To be fair, this is a great staple wardrobe, in and of itself. Each item can be combined with the rest to dress up or dress down an outfit. The overall look is classic, clean, simple, and elegant. It should work, in theory; and it does work for some women. Chances are though that you are trying to use these guidelines; they are not working; and you can’t figure out why. The answer is very simple. The wardrobe in this collage doesn’t work for you because you are not the woman in this collage.
Who is the woman in this collage? Physically, she is likely evenly proportioned and trim or slender, with a balanced figure and moderate to small curves. Age-wise, she is probably somewhere between her mid-thirties and mid-fifties. She likely has an office job. She is feminine, has good taste, and likes traditional, classic styles with universal appeal.
Now that you have a pretty specific picture in mind, ask yourself: are you this woman? Perhaps you are, in which case this is a great wardrobe for you. But what if you are not? I know I’m not. Sure, I like to think I have good taste, and I have an office job. I also know that a crisp oxford shirt is hell on my curves; jeans are often too tight around the tummy and too loose in the hips; blazers and classic trench coats look boxy; and pearls and a little black dress make me look like an Italian widow. And of course, my personal brand of femininity is very different from the one shown in this collage.

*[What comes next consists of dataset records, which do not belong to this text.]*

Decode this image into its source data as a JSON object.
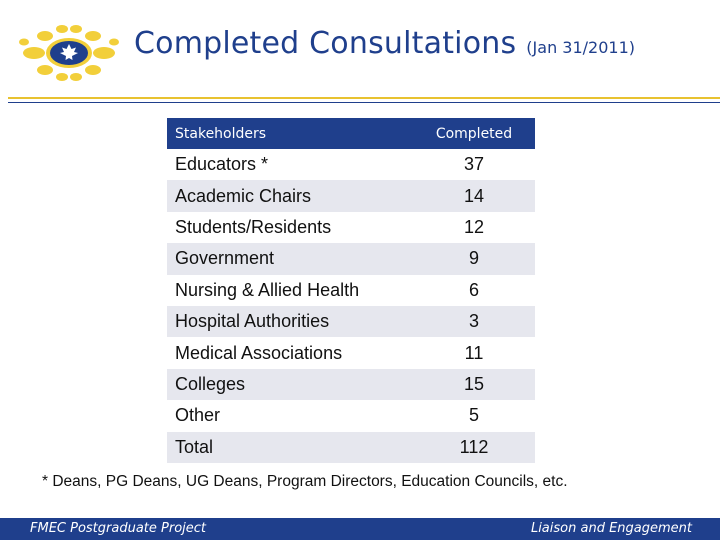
{
  "header": {
    "title": "Completed Consultations",
    "subtitle": "(Jan 31/2011)"
  },
  "table": {
    "columns": [
      "Stakeholders",
      "Completed"
    ],
    "rows": [
      {
        "stakeholder": "Educators *",
        "completed": "37"
      },
      {
        "stakeholder": "Academic Chairs",
        "completed": "14"
      },
      {
        "stakeholder": "Students/Residents",
        "completed": "12"
      },
      {
        "stakeholder": "Government",
        "completed": "9"
      },
      {
        "stakeholder": "Nursing & Allied Health",
        "completed": "6"
      },
      {
        "stakeholder": "Hospital  Authorities",
        "completed": "3"
      },
      {
        "stakeholder": "Medical Associations",
        "completed": "11"
      },
      {
        "stakeholder": "Colleges",
        "completed": "15"
      },
      {
        "stakeholder": "Other",
        "completed": "5"
      },
      {
        "stakeholder": "Total",
        "completed": "112"
      }
    ]
  },
  "footnote": "* Deans, PG Deans, UG Deans, Program Directors, Education Councils, etc.",
  "footer": {
    "left": "FMEC Postgraduate Project",
    "right": "Liaison and Engagement"
  },
  "colors": {
    "brand_blue": "#1f3f8c",
    "accent_yellow": "#e8c230",
    "row_band": "#e6e7ee"
  }
}
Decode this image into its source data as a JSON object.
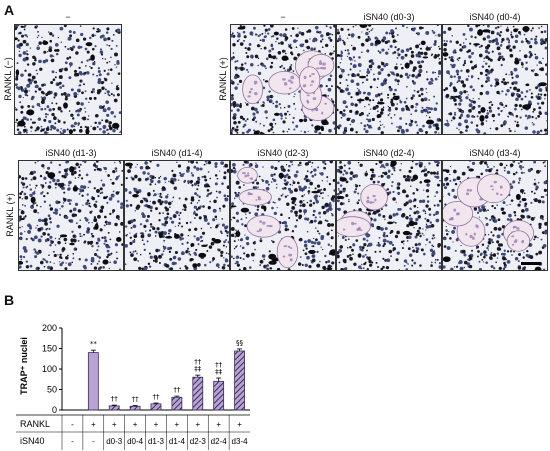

Does this mean that I can’t create a core wardrobe? Of course not. But it has to be “my” core wardrobe, and for me to know what it is, I need to have a clear picture of who I am and what I need. Here are some things I need to consider:
- My body type and shape
- My age and occupation
- My lifestyle: what occasions will I be dressing for?
- My geographical location and cultural / societal environment
Using these clues, paint a picture of yourself in your mind in broad strokes, just like I did for our imaginary woman above. Next week, in part 2 of this post, I’ll show you how you can apply this knowledge to create your core wardrobe.
Testify sister! I keep looking for the info that you are going to provide. me likey!
Thank you! I am convinced that a core wardrobe is a *necessity* unless you happen to have unlimited financial resources. (And how many of us do?) But you’re right, the classic “prescription” for a core wardrobe is too – well, CLASSIC – for many of us.